Copyright © 2012 Jessica Bitencourt Emilio Mendes et al. This is an open access article distributed under the Creative Commons Attribution License, which permits unrestricted use, distribution, and reproduction in any medium, provided the original work is properly cited.

Abstract

Microparticles of poly(3-hydroxybutyrate-co-3-hydroxyvalerate) (PHBV) and poly(ε-caprolactone) (PCL) containing resveratrol were successfully prepared by simple emulsion/solvent evaporation. All formulations showed suitable encapsulation efficiency values higher than 80%. PHBV microparticles revealed spherical shape with rough surface and presence of pores. PCL microparticles were spherically shaped with smooth surface. Fourier-transformed infrared spectra demonstrated no chemical bond between resveratrol and polymers. X-ray powder diffraction patterns and differential scanning calorimetry analyses indicated that microencapsulation led to drug amorphization. These PHBV/PCL microparticles delayed the dissolution profile of resveratrol. Release profiles were better fitted to biexponential equation.

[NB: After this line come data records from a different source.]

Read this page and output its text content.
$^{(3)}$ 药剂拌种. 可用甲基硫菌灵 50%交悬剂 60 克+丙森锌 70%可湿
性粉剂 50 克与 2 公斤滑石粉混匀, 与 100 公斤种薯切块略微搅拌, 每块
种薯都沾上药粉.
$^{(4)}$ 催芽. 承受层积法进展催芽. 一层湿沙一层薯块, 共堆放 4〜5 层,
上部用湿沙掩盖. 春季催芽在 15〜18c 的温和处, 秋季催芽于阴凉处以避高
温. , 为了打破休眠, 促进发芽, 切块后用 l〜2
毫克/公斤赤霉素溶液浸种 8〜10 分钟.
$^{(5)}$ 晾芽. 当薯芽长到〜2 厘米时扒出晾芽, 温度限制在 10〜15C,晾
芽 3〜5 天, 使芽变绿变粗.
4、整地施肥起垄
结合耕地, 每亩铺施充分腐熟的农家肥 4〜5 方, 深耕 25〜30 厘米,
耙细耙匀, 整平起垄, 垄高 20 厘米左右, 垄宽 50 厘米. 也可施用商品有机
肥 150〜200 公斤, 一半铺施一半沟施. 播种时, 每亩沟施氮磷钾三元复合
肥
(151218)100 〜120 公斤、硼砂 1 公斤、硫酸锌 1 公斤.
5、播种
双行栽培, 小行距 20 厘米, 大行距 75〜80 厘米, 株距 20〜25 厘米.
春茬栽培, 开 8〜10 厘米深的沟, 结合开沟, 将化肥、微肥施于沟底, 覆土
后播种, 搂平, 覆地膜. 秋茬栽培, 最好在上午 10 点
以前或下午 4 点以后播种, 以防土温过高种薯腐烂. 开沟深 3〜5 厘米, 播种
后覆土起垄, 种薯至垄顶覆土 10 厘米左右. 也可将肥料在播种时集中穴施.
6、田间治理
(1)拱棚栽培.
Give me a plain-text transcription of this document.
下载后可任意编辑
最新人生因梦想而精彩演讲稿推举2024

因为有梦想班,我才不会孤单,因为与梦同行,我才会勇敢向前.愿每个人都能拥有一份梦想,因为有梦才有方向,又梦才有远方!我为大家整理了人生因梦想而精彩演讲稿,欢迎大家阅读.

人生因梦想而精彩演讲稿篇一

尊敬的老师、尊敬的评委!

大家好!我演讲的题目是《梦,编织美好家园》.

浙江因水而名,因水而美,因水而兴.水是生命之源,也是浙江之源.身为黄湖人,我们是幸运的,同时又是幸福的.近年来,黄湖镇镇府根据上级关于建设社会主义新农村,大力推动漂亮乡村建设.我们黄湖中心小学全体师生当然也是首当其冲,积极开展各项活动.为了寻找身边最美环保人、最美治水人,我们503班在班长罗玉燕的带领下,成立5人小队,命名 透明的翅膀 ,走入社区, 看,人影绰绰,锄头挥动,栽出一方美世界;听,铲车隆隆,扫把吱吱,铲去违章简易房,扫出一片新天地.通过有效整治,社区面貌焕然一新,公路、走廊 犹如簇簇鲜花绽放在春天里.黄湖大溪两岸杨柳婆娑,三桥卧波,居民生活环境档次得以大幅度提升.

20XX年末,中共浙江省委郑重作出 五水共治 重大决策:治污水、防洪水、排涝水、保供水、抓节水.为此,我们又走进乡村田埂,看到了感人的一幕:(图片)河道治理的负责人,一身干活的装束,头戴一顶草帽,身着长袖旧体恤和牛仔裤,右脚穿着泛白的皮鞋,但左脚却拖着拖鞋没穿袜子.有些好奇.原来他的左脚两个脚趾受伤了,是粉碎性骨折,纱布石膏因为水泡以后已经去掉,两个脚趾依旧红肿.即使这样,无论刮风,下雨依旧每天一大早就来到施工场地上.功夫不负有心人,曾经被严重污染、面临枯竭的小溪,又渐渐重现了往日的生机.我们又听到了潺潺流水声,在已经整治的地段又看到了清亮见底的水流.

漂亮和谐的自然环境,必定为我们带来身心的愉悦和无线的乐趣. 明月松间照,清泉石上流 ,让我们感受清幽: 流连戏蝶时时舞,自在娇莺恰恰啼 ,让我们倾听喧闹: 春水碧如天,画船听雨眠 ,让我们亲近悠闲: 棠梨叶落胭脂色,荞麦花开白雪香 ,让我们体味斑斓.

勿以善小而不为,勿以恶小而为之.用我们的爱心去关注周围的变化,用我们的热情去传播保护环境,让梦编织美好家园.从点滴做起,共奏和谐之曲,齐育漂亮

The hypochlorous-acid-scavenging activity and 2,2-azinobis(3-ethylbenzothiazoline-6-sulfonic acid) radical cation discoloration assay confirmed that the antioxidant activity of PHBV/PCL microparticles was kept, but was dependent on the microparticle morphology and dissolution profile. Resveratrol-loaded PHBV/PCL microparticles showed no cytotoxic effect on red blood cells.